Infer Arrow datatypes if you are less familiar with Arrow or do not wish to use the more complex or nested Arrow datatypes.
kdb+ list type | inferred Arrow datatype | notes |
---|---|---|
1h | boolean | |
2h | fixed_size_binary (16) | writing path only, reads as mixed list of 4h |
4h | int8 | |
5h | int16 | |
6h | int32 | |
7h | int64 | |
8h | float32 | |
9h | float64 | |
10h | int8 | writing path only, reads as 4h |
11h | utf8 | writing path only, reads as mixed list of 10h |
12h | timestamp (nano) | |
13h | month_interval | |
14h | date32 | |
15h | NA | cast in q with `timestamp$ |
16h | time64 (nano) | |
17h | NA | cast in q with `time$ |
18h | NA | cast in q with `time$ |
19h | time32 (milli) | |
mixed list of 4h | binary | |
mixed list of 10h | utf8 |
The inference works only for trivial kdb+ lists containing simple datatypes
Only mixed lists of char arrays or byte arrays are supported, mapped to Arrow UTF8 and binary datatypes respectively.

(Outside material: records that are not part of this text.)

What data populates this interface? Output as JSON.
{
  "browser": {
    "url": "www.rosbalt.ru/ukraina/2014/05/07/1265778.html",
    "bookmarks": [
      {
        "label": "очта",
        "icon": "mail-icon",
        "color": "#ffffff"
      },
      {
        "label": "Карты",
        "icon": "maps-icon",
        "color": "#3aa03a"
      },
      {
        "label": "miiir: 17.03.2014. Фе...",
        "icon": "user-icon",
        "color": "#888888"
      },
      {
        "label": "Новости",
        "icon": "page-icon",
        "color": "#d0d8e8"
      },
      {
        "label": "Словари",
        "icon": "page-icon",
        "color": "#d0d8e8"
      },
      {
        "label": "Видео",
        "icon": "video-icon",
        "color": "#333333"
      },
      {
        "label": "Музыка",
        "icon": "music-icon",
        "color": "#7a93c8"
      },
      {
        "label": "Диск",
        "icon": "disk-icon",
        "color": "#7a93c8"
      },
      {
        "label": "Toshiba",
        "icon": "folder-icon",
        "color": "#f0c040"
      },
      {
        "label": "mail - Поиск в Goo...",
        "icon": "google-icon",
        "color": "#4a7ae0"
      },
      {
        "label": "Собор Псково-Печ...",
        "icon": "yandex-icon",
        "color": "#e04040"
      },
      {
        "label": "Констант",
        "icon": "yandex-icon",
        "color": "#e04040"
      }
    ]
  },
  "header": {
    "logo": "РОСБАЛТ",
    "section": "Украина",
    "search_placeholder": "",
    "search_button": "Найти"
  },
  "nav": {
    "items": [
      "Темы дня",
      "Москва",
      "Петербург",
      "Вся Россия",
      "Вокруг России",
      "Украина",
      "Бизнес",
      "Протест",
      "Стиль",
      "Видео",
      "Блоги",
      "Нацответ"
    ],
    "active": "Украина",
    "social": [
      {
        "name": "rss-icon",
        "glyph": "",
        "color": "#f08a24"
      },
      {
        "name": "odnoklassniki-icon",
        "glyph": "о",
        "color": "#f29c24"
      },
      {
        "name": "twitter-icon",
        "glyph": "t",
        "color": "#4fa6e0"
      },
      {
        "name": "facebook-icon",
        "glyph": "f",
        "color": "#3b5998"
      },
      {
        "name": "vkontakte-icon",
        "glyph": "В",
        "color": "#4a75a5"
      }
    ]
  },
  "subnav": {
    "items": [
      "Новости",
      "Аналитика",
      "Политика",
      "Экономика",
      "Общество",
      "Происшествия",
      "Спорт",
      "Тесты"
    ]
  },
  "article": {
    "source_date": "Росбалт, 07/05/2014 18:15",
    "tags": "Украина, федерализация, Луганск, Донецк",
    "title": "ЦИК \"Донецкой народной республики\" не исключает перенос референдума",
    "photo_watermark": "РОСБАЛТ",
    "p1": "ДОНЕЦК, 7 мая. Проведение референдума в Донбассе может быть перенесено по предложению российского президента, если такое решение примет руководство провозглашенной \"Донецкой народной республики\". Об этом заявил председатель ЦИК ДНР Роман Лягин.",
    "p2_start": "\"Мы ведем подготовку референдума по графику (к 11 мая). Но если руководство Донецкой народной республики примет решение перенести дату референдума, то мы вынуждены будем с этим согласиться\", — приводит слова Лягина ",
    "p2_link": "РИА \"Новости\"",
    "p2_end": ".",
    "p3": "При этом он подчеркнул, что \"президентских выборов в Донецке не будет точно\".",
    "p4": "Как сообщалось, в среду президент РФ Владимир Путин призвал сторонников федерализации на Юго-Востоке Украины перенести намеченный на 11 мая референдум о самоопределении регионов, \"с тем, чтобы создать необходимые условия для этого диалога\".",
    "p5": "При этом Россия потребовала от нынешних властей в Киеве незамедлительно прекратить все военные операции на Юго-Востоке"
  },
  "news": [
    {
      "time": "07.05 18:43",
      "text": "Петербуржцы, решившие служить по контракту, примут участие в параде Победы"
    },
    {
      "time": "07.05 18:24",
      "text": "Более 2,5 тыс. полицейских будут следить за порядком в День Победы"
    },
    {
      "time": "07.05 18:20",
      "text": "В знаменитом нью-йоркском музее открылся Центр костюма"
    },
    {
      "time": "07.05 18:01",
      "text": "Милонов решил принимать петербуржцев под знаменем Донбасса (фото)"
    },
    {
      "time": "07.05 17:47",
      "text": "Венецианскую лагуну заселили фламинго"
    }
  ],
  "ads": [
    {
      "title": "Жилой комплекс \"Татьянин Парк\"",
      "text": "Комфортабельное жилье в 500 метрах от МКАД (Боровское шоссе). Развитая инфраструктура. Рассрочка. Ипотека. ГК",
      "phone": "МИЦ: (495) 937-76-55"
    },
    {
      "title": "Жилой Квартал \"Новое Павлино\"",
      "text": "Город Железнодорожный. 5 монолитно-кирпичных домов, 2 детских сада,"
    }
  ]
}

Other mixed list structures (e.g. those used by the nested arrow datatypes) cannot be interpreted – if required, create manually using the datatype constructors
Parquet datatype limitations¶
The Parquet file format is less fully featured compared to Arrow and consequently the Arrow/Parquet file writer currently does not support some datatypes or represents them using a different datatype:
Arrow datatype | status as of apache-arrow-2.0.0 |
---|---|
float16 | unsupported |
month_interval | unsupported |
day_time_interval | unsupported |
duration | unsupported |
large_utf8 | unsupported |
large_binary | unsupported |
sparse_union | unsupported |
dense_union | unsupported |
date64 | mapped to date32 (days) |
fixed_size_list | mapped to list |
dictionary | categorical representation stored |
uint32 | Parquet v2.0 only, otherwise mapped to int64 |
timestamp(nano) | Parquet v2.0 only, otherwise mapped to timestamp (milli) |
Arrow fields¶
An Arrow field describes a column in the table and is composed of a datatype and a string field name.
Similar to the C++ Arrow library and PyArrow, arrowkdb
exposes the Arrow field constructor to q. The field constructor takes the field name and its datatype identifier and returns an integer field identifier which can then be passed to other functions, e.g. when creating a schema.
Arrow schemas¶
An Arrow schema is built up from a list of fields and is used when working with table data. The datatype of each field in the schema determines the array data layout for that column in the table.
Similar to the C++ Arrow library and PyArrow, arrowkdb
exposes the Arrow schema constructor to q. The schema constructor takes a list of field identifiers and will return an integer schema identifier which can then be passed to other functions, e.g. when writing Arrow or Parquet files.
If you are less familiar with Arrow or do not wish to use the more complex or nested Arrow datatypes, arrowkdb
can infer the schema from a kdb+ table. Each column in the table is mapped to a field in the schema. The column’s name is used as the field name and the field’s datatype is inferred from the column’s kdb+ type.
Arrow tables¶
An Arrow table is composed from a schema and a mixed list of Arrow array data kdb+ objects:
- The array data for each column in the table is then populated using a builder object specific to the field’s datatype
- Similarly, datatype-specific reader objects are used to interpret and inspect the array data for each column in the table
The mixed list of Arrow array data kdb+ objects should be ordered in schema field number. Each kdb+ object representing one of the arrays must be structured according to the field's datatype. This required array data structure is detailed above for each of the datatypes.
Alternatively, separate APIs are provided where the Arrow table is created from a kdb+ table using an inferred schema.